The Charges as Stated in the Proposal
For rooftop solar consumers, under net metering or net billing arrangement, MSEDCL has proposed to charge an additional of Rs 4.46/kWh to Rs 8.66/kWh for residential customers, Rs 5.06/kWh to Rs 8.76/kWh for commercial customers and Rs 3.60 to Rs 4.08/kWh for Industrial customers.
For rooftop solar consumers, not opting for net metering or net billing arrangement, the DISCOM has also petitioned to impose heavy additional fixed/demand charges.
The details can be found on https://www.merc.gov.in/
Reasons for the Proposed Charges – As per the DISCOM
The DISCOM has stated that the charges are to avert the adverse effect of the net-metering facility, which increases the infrastructure and operational costs as a result of the reduced demand for grid power.
- As per the MSEDCL, the under-recovery of infrastructure cost that the DISCOM has to incur in order to sustain and support the net metering mechanism passes the burden on the remaining non-solar consumers. The cost should, therefore, be shared with the rooftop solar customers who are availing net-metering which is enabling them to profit from solar.
- LT/HT Commercial & Industrial customers form a major chunk of MSEDCL revenue. With them adopting solar, the demand for power from these segments is at a considerable decline.
- The self-sufficient nature of solar systems reduces power demands during the day but increases the demand considerably during the night. Hence, even though the DISCOM has to limit thermal generation for half a day they have to keep the network and generators ready to meet the demand in the night. This obligates the DISCOM to pay a fixed cost to generators, which is an unrecovered expense at DISCOM’s end which they have petitioned to pass on to the solar customers.

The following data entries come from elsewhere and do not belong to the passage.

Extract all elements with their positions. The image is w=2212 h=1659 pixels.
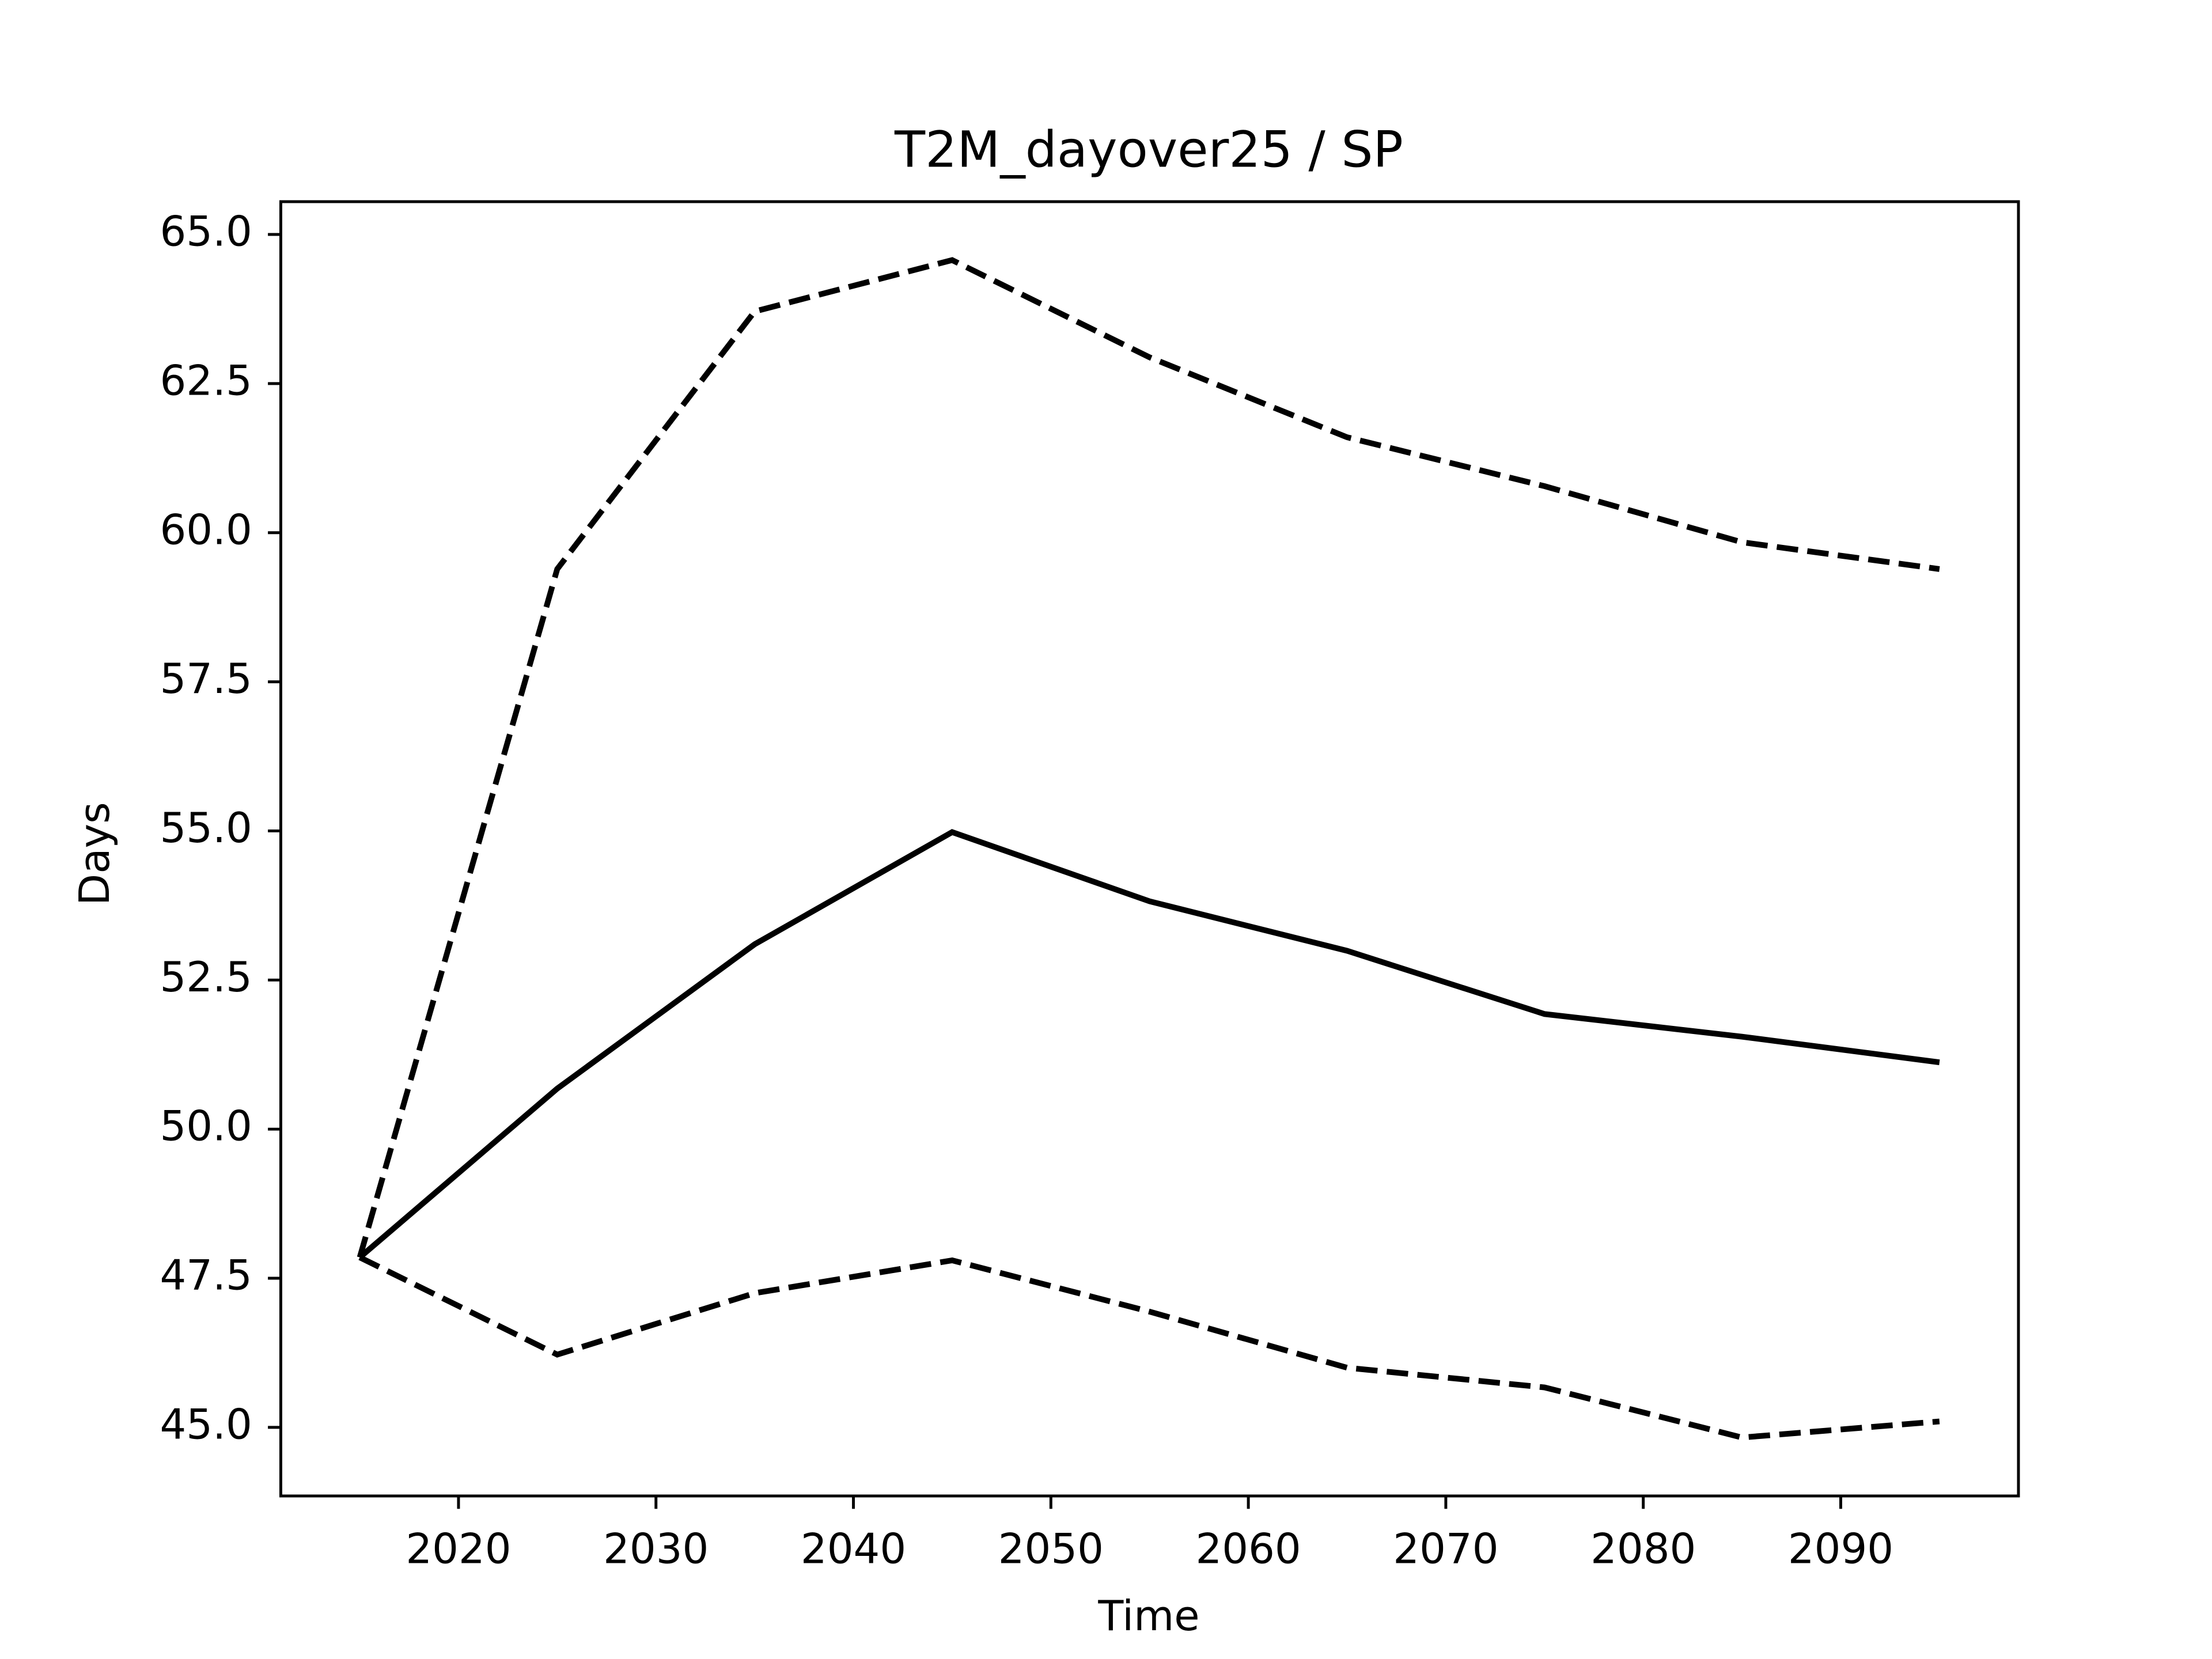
x-tick-label: 2020 [406, 1524, 511, 1573]
y-tick-label: 65.0 [160, 207, 252, 256]
line-series [358, 829, 1940, 1260]
line-series [358, 1255, 1940, 1441]
y-tick-label: 55.0 [160, 804, 252, 852]
x-tick-label: 2070 [1393, 1524, 1498, 1573]
x-tick-label: 2080 [1590, 1524, 1696, 1573]
x-tick-label: 2040 [801, 1524, 906, 1573]
chart-title: T2M_dayover25 / SP [894, 121, 1403, 179]
line-series [357, 257, 1940, 1259]
x-tick-label: 2090 [1788, 1524, 1893, 1573]
y-tick-label: 60.0 [160, 505, 252, 554]
y-tick-label: 52.5 [160, 953, 252, 1001]
plot-frame [279, 200, 2020, 1498]
y-tick-label: 50.0 [160, 1102, 252, 1150]
y-tick-label: 62.5 [160, 356, 252, 404]
x-tick-label: 2030 [603, 1524, 709, 1573]
y-tick-label: 45.0 [160, 1400, 252, 1448]
x-axis-label: Time [1097, 1592, 1199, 1640]
y-tick-label: 57.5 [160, 654, 252, 703]
y-tick-label: 47.5 [160, 1251, 252, 1300]
x-tick-label: 2050 [998, 1524, 1104, 1573]
x-tick-label: 2060 [1196, 1524, 1301, 1573]
y-axis-label: Days [70, 802, 119, 906]
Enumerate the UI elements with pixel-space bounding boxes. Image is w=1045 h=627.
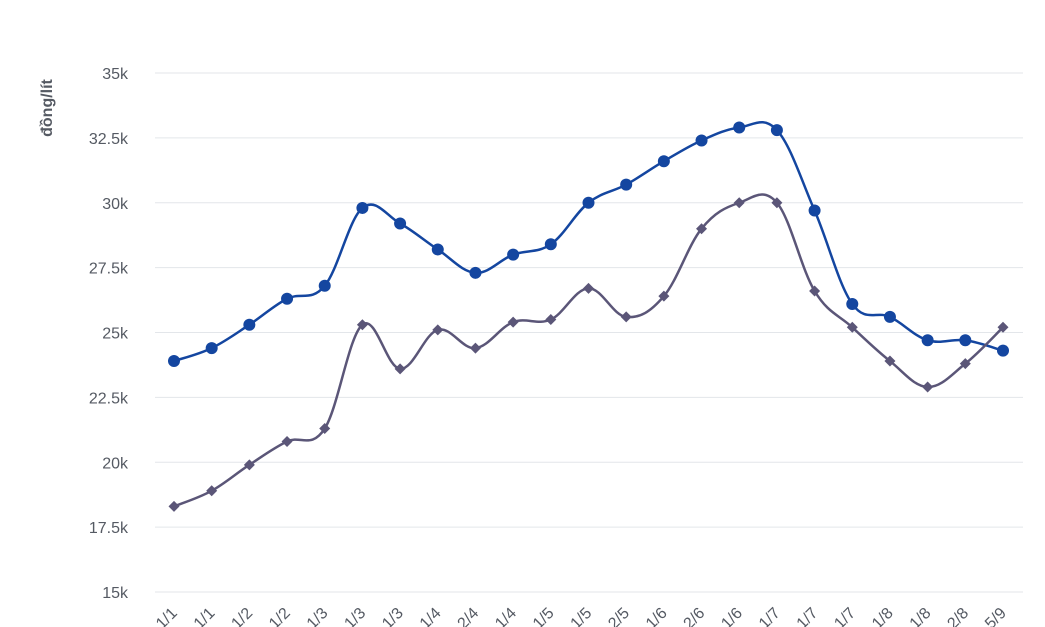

MYSUN’s Take – What will be the Impact on Consumers if the Proposal is Accepted?
MERC, in its draft policy issued in December, proposed to withdraw net-metering from Commercial and Industrial consumers. This was followed by very strong criticism from MYSUN and other stakeholders of the industry and was later retracted in January when MERC issued the final policy.
We at MYSUN believe that the proposal presented by MSEDCL, just like the earlier MERC draft, is not in alignment with the country’s or the state’s solar vision. Maharashtra aims to achieve 12 GW of solar power capacity by the year 2022. Such proposals, if accepted & appreciated, will discourage SMEs/MSMEs, other Commercial, Industrial and even residential customers from considering solar, and will put a complete stop & ignorance to the state’s solar goals. Add unfavorable policies to a sector that is already grappling with several issues, not limited to GST and quickly changing global landscape including an Anti-Dumping duty, this surely is not a good news.